Keystone Artist Connect expanding

Keystone Artist Connect, an entertainment management and consulting agency with a growing roster of local musicians, has taken its act on the road: It opened a second location in Austin last month during the South By Southwest Festival.

Keystone celebrated with a showcase at Arlyn Studios, the site of the long-gone but iconic Austin Opry House, owned by Willie Nelson in the 1970s. As its Texas office is off and running with in-town management and a handful of artists, Danielle Mashuda and her co-founder, Maddy Lafferty, have a busy Pittsburgh summer ahead of them. 

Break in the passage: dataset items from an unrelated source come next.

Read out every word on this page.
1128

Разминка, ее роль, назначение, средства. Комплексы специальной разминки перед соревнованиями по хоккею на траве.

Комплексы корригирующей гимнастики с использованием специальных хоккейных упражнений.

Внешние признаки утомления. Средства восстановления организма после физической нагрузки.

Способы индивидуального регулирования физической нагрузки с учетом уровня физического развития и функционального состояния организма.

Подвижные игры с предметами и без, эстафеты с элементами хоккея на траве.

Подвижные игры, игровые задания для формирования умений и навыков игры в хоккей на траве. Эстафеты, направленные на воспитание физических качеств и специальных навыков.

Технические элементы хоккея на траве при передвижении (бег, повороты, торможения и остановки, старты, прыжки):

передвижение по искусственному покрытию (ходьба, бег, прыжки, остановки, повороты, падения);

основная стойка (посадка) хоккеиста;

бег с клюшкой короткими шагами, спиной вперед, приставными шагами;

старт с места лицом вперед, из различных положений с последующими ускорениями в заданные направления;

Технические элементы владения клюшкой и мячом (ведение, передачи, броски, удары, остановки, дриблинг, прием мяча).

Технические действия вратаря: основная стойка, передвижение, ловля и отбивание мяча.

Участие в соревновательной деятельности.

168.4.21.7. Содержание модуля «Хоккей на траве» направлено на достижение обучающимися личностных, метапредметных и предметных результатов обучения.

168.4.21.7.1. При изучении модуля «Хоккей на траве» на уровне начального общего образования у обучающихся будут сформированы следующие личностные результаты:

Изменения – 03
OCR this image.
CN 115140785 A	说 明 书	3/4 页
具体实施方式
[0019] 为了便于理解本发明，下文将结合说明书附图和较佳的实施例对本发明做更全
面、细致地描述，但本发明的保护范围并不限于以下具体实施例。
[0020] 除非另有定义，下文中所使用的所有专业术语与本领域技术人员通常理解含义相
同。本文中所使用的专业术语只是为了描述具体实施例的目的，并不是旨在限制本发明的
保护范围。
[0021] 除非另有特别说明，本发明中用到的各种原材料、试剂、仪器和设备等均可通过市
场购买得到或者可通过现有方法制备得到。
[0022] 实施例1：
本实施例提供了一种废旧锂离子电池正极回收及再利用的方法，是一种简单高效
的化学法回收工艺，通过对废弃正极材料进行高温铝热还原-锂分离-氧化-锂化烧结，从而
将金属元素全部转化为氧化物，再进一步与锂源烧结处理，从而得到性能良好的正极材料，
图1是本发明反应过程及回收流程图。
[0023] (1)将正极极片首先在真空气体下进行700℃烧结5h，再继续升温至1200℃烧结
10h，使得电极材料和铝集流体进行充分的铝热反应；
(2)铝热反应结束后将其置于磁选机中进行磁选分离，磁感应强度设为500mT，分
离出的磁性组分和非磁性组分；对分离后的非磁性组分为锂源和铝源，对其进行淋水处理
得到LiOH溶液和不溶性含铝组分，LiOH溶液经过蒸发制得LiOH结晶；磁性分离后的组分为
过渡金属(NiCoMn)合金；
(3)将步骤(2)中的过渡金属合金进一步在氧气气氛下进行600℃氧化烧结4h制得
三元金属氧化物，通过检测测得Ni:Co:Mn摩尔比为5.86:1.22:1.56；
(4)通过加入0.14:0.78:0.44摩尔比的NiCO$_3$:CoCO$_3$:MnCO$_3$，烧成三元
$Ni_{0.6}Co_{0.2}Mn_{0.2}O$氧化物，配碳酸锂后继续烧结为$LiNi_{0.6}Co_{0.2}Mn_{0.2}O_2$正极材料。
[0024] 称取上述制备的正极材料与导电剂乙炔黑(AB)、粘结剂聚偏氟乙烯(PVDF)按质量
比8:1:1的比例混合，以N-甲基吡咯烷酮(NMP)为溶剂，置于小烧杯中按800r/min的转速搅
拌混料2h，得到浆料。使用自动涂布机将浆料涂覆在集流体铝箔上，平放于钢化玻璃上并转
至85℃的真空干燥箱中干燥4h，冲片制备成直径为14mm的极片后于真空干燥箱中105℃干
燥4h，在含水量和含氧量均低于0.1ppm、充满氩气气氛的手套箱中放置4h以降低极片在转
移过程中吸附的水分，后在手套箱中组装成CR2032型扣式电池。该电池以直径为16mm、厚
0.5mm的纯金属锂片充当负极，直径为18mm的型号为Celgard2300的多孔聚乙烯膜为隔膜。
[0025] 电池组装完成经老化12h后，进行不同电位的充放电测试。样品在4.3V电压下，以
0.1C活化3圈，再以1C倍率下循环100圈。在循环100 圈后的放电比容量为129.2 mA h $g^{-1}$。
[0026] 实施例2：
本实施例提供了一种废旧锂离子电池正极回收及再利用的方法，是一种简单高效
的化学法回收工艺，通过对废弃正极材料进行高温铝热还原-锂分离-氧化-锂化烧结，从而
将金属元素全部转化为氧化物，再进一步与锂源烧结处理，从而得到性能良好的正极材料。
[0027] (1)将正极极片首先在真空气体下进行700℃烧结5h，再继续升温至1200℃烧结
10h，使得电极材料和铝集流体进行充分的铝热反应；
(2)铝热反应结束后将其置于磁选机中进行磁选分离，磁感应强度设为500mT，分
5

Keystone manages the WYEP Summer Festival, North Side Music Festival, outdoor music at Bakery Square, Music on the Lawn at Southside Works, and many other events. Its local artists include Paging Doctor Moon, Stone Throwers, Nick Guckert and Tiny Wars.

Lafferty admits to some surprise at the speed of the success: She started in the business wrapping cable at the Deutschtown Music Festival in 2018, and Keystone came together in 2022. 

“Where we are right now, we thought it was going to take a lot longer,” she says.